Tüm Sayer ailesi bir yerlere dağılmış, doktorun dışarı çıkmasını bekliyordu. Can ve Yağmur bebek adı hakkında tartışıyordu, Barış da en son kantine inmişti, Sevim Hanım ise bir bilgi alabilmek amacıyla bir oraya bir buraya koşuşturuyırdu. Ben de bu soğuk zeminde Kerem'i düşünüyordum. Hiç bitmek bilmeyecekmiş gelen dakikalar sonunda ameliyathaneden doktorun çıkmasıyla sona ermişti. Dokto maskesini ve bonesini büyük bir hızla çıkarttı ve derin bir nefes aldı.

''Kerem Sayer'in yakınları sizler misiniz?''

Başım hızla dizlerimden ayrıldı ve koşar adımlarla doktorun yanına gittim.

''Evet biziz'' dedi Sevimm Hanım.

Doktor anlayışla başını salladı. Ve konuşmaya başladı.

''Çok zorlu bir süreçten geçtiğinizi belirtmek istiyorum. Yaklaşık olarak 15 saattir ameliyattayız ve elimizden gelenin en iyisini yapmaya çalıştık. Kerem Bey de bu duruma çok iyi dayandı. Gayet başarılı bir ameliyattı. Kendine gelince görüşebilirsiniz. Ama yalnızca bir kişi girsin.Geçmiş olsun'' dedi ve yanımızdan ayrıldı.

Herkes derin bir 'oh' çekerek rahatladı. Gözlerimi büyük bir rahatlamayla kapattım.

Görebilecekti...

Dein bir nefes aldım ve tekrar eski yerime oturdum. Mutluluktan gözlerim dolmuştu ve bir damla yaş çeneme doğru kaydı.

Ben onu çok özledim...

^^^

''Hastamız uyandı. İçeri sadece bir kişi girebilir. Ve-''

Hemşirenin sözlerini dinlerken Sevim Hanım hızla kızın sözünü kesti.

''Tamam ben oğlumun yanına gireyim o zaman'' dedi büyük bir heyecanla.

Hemşire az önce sözünün kesilmesinde rahatsız olacak ki burun kıvırdı.

''Yalnız Sevim Hanım.
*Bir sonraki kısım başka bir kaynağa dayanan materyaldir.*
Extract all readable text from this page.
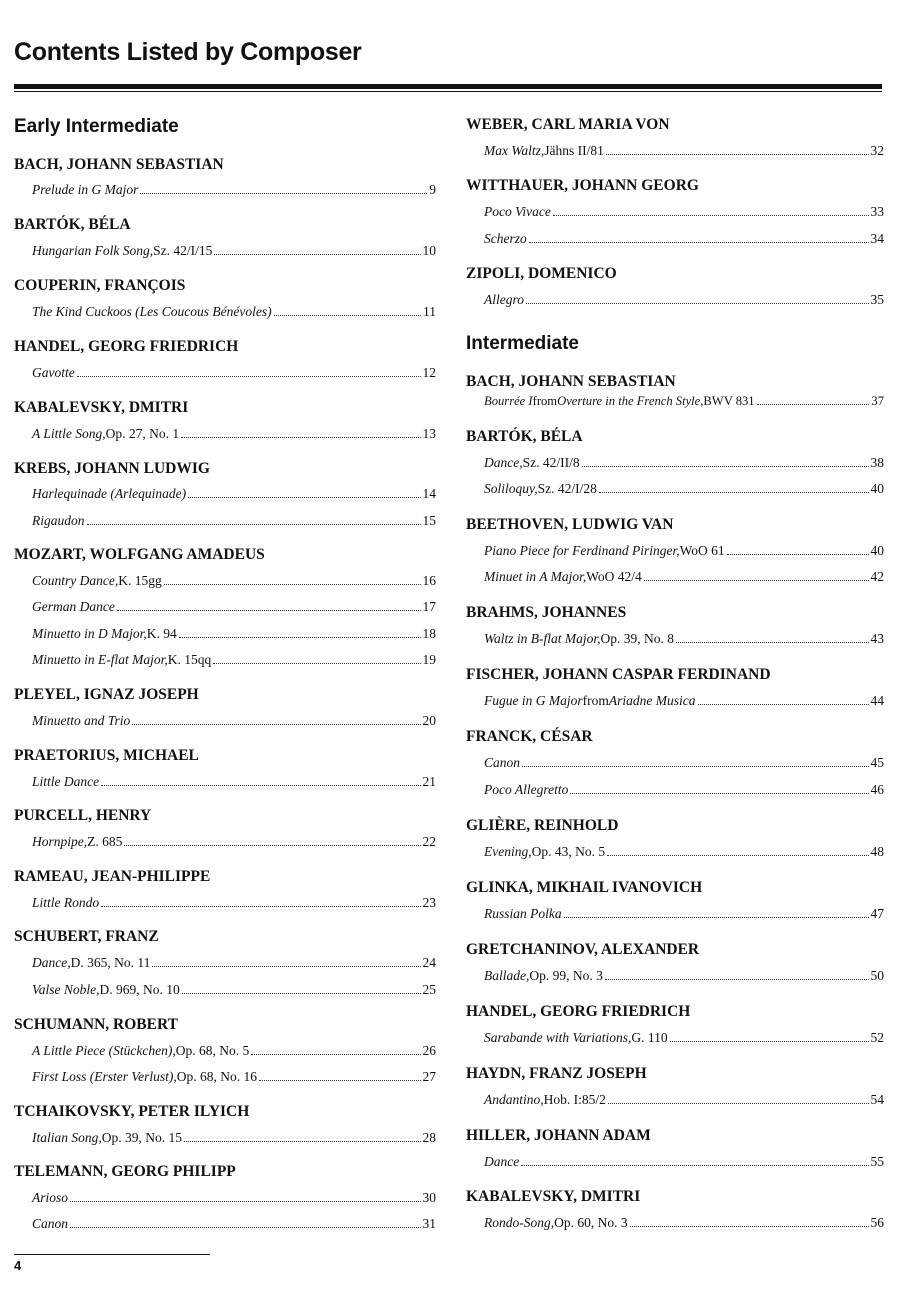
Contents Listed by Composer
Early Intermediate
BACH, JOHANN SEBASTIAN
Prelude in G Major	9
BARTÓK, BÉLA
Hungarian Folk Song, Sz. 42/I/15	10
COUPERIN, FRANÇOIS
The Kind Cuckoos (Les Coucous Bénévoles)	11
HANDEL, GEORG FRIEDRICH
Gavotte	12
KABALEVSKY, DMITRI
A Little Song, Op. 27, No. 1	13
KREBS, JOHANN LUDWIG
Harlequinade (Arlequinade)	14
Rigaudon	15
MOZART, WOLFGANG AMADEUS
Country Dance, K. 15gg	16
German Dance	17
Minuetto in D Major, K. 94	18
Minuetto in E-flat Major, K. 15qq	19
PLEYEL, IGNAZ JOSEPH
Minuetto and Trio	20
PRAETORIUS, MICHAEL
Little Dance	21
PURCELL, HENRY
Hornpipe, Z. 685	22
RAMEAU, JEAN-PHILIPPE
Little Rondo	23
SCHUBERT, FRANZ
Dance, D. 365, No. 11	24
Valse Noble, D. 969, No. 10	25
SCHUMANN, ROBERT
A Little Piece (Stückchen), Op. 68, No. 5	26
First Loss (Erster Verlust), Op. 68, No. 16	27
TCHAIKOVSKY, PETER ILYICH
Italian Song, Op. 39, No. 15	28
TELEMANN, GEORG PHILIPP
Arioso	30
Canon	31
WEBER, CARL MARIA VON
Max Waltz, Jähns II/81	32
WITTHAUER, JOHANN GEORG
Poco Vivace	33
Scherzo	34
ZIPOLI, DOMENICO
Allegro	35
Intermediate
BACH, JOHANN SEBASTIAN
Bourrée I from Overture in the French Style, BWV 831	37
BARTÓK, BÉLA
Dance, Sz. 42/II/8	38
Soliloquy, Sz. 42/I/28	40
BEETHOVEN, LUDWIG VAN
Piano Piece for Ferdinand Piringer, WoO 61	40
Minuet in A Major, WoO 42/4	42
BRAHMS, JOHANNES
Waltz in B-flat Major, Op. 39, No. 8	43
FISCHER, JOHANN CASPAR FERDINAND
Fugue in G Major from Ariadne Musica	44
FRANCK, CÉSAR
Canon	45
Poco Allegretto	46
GLIÈRE, REINHOLD
Evening, Op. 43, No. 5	48
GLINKA, MIKHAIL IVANOVICH
Russian Polka	47
GRETCHANINOV, ALEXANDER
Ballade, Op. 99, No. 3	50
HANDEL, GEORG FRIEDRICH
Sarabande with Variations, G. 110	52
HAYDN, FRANZ JOSEPH
Andantino, Hob. I:85/2	54
HILLER, JOHANN ADAM
Dance	55
KABALEVSKY, DMITRI
Rondo-Song, Op. 60, No. 3	56
4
Hasta sadece 'Zeynep' ismini sayıklıyor. Bence onun girmesi daha iyi olur.''

Kızın dudağı büyük bir meydan okumayla kıvrıldı. Sevim Hanım şaşkınlıkla kıza bakıyordu. Sonra birden bana döndü ve heyecanlı sesini soğuk tonuyla birleştirerek konuşmaya başladı.

''Madem sen istiyor sen git.''

Gülümsemeye çalıştı ama başarılı olamadı.

Hafif bir gülümsemeyle minnet ederek Sevim Hanım'a baktım.Hızla hemşirenin peşinden gittim ve hastane kıyafetlerini giyeceğim odaya girdim.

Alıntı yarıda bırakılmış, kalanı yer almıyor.